Ensuring positive outcomes when managing wildlife for welfare
March 13, 2026
Wildlife management aimed at maximizing the welfare of individual animals is a novel idea.
Unlike wildlife management aimed only at biodiversity conservation, management for wild animal welfare explores how to improve the lives of all sentient animals in an ecosystem, regardless of their species.
We don’t have much historical data on how to do this, so rather than building on established knowledge, Wild Animal Initiative is working to develop baseline knowledge about what wild animals’ lives are like and how we can responsibly improve them.
The complexity of ecosystems is such that an intervention may have indirect or unanticipated network effects. The goal of wildlife management for welfare is therefore not only to improve the lives of particular animals in an ecosystem, but to gather data on how that intervention affects all of the other animals in that system. This information can help us determine whether an intervention leads to positive outcomes for the majority of animals — and is therefore worth implementing.
Ensuring that wild animal welfare interventions are net positive will require careful monitoring. We have so far identified three ways to approach this:
Single-species interventions can be implemented carefully on a small scale first.
If we’re aiming to improve the welfare of one focal species by looking for ways to alleviate their suffering from one specific cause, we can choose an intervention that is expected to have minimal effects on other species. This could be something like replacing lethal management of “pest” species with contraceptives that are equally (or more) effective at maintaining the desired population size. When the intervention is implemented, it should still be closely monitored to ensure the effects on the focal species and the downstream effects on other species are as expected. It can be tested on a small scale first, and then scaled up little by little as we become more and more confident in its effectiveness.
Habitat-wide interventions can be selected based on expected net welfare for all individuals involved.
Environmental managers often have to make decisions about what kind of habitat to establish in an area. If land is going to be restored to a previous state, what baseline should be used? Should it be encouraged to develop into a novel ecosystem? Or will the land be used for agriculture or development? If we know animals in one kind of habitat have better net welfare than the animals in another kind of habitat, that data could be used to inform these kinds of decisions about land use. This kind of assessment could be possible someday, but right now we don’t know enough about wild animal welfare to be able to assess the total welfare across all animals in a system.
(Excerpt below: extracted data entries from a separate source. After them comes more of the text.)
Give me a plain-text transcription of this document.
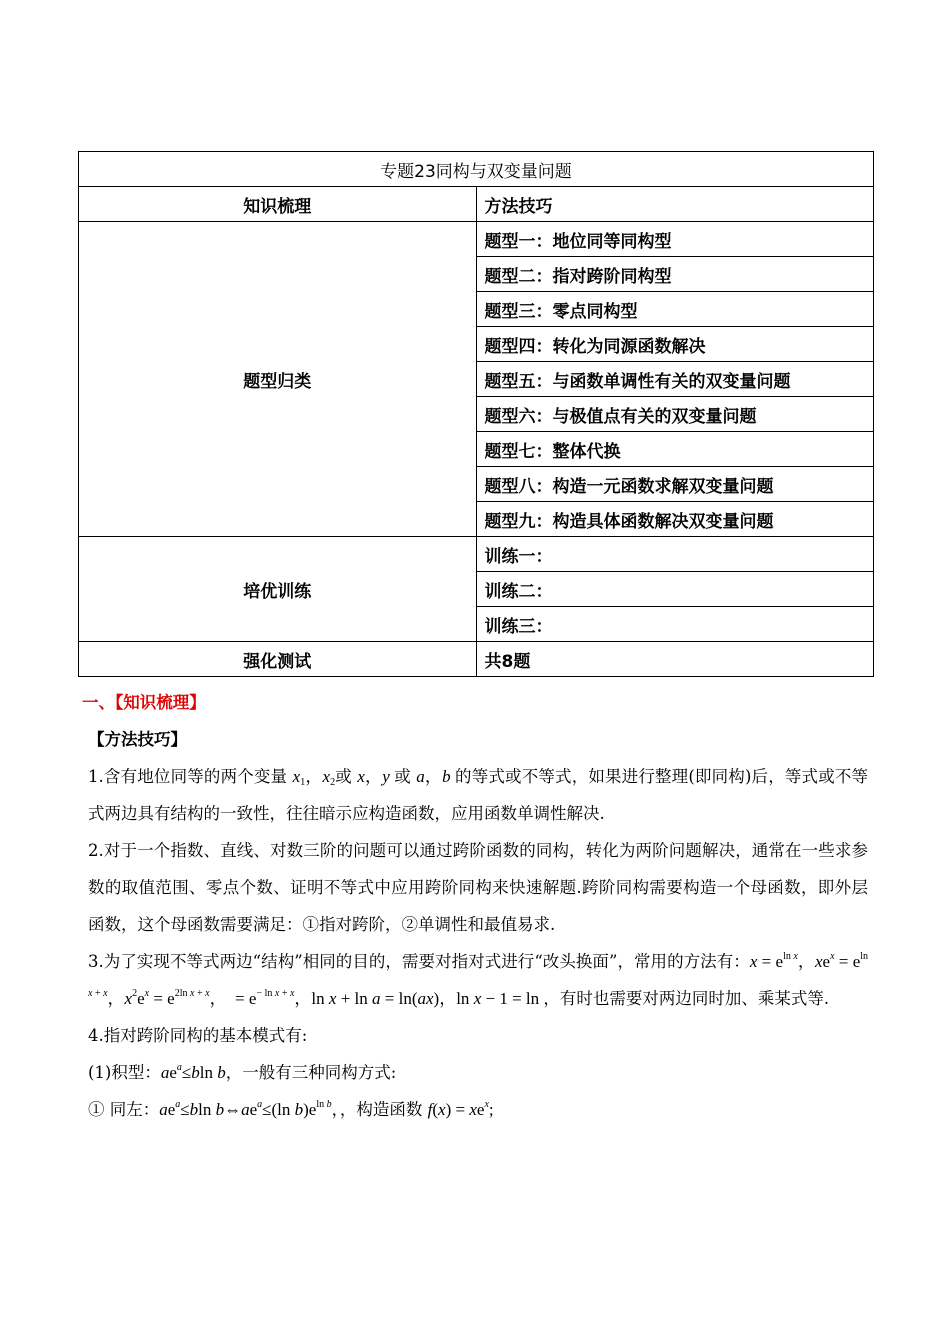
专题23同构与双变量问题	
知识梳理	方法技巧
题型归类	题型一：地位同等同构型
	题型二：指对跨阶同构型
	题型三：零点同构型
	题型四：转化为同源函数解决
	题型五：与函数单调性有关的双变量问题
	题型六：与极值点有关的双变量问题
	题型七：整体代换
	题型八：构造一元函数求解双变量问题
	题型九：构造具体函数解决双变量问题
培优训练	训练一：
	训练二：
	训练三：
强化测试	共8题
一、【知识梳理】
【方法技巧】
1.含有地位同等的两个变量 $x_1$，$x_2$或 x，y 或 a，b 的等式或不等式，如果进行整理(即同构)后，等式或不等式两边具有结构的一致性，往往暗示应构造函数，应用函数单调性解决.
2.对于一个指数、直线、对数三阶的问题可以通过跨阶函数的同构，转化为两阶问题解决，通常在一些求参数的取值范围、零点个数、证明不等式中应用跨阶同构来快速解题.跨阶同构需要构造一个母函数，即外层函数，这个母函数需要满足：①指对跨阶，②单调性和最值易求.
3.为了实现不等式两边“结构”相同的目的，需要对指对式进行“改头换面”，常用的方法有：$x = e^{ln x}$，$xe^x = e^{ln x + x}$，$x^2e^x = e^{2ln x + x}$，  = $e^{- ln x + x}$，ln x + ln a = ln(ax)，ln x − 1 = ln ，有时也需要对两边同时加、乘某式等.
4.指对跨阶同构的基本模式有:
(1)积型：$ae^a\le bln$ b，一般有三种同构方式:
① 同左：$ae^a\le bln$ $b\Leftrightarrow ae^a\le(\ln$ $b)e^{ln b}$，，构造函数 $f(x) = xe^x$;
The fewer differences exist between the habitat types (considering species present, number of individuals per species, and average welfare per individual), the less challenging this would be to determine.
At this stage, not every intervention must be net positive in the short term.
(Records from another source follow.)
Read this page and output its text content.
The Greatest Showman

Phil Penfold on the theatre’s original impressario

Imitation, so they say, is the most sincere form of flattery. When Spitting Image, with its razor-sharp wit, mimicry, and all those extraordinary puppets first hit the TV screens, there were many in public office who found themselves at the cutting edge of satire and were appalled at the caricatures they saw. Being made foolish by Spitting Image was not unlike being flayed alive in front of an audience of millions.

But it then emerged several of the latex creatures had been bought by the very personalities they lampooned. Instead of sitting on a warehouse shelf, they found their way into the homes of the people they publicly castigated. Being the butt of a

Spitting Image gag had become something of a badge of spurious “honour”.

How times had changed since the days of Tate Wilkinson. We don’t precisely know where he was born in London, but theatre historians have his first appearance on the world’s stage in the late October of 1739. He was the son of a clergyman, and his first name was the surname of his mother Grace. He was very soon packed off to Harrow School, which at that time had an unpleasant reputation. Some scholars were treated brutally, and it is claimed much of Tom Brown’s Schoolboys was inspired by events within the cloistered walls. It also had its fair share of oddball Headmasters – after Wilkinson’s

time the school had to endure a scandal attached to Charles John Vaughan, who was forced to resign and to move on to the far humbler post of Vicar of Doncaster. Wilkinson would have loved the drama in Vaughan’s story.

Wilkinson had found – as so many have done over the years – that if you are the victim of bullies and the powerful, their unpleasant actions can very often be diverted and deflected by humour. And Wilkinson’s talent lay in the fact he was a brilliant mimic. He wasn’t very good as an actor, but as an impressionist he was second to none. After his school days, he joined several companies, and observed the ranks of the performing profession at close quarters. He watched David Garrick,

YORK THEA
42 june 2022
Because the field of wild animal welfare science is at an early stage, we think it’s strategic and ethically viable to allow room for some “safe mistakes.” We might recommend an intervention with enough data behind it to suggest that it will be good for many animals, even if we’re not yet confident that it will be good for all animals on average. As long as the intervention is easily reversible and we’re closely monitoring its implementation, we can leverage our new knowledge to do even better for more animals in future iterations of similar interventions.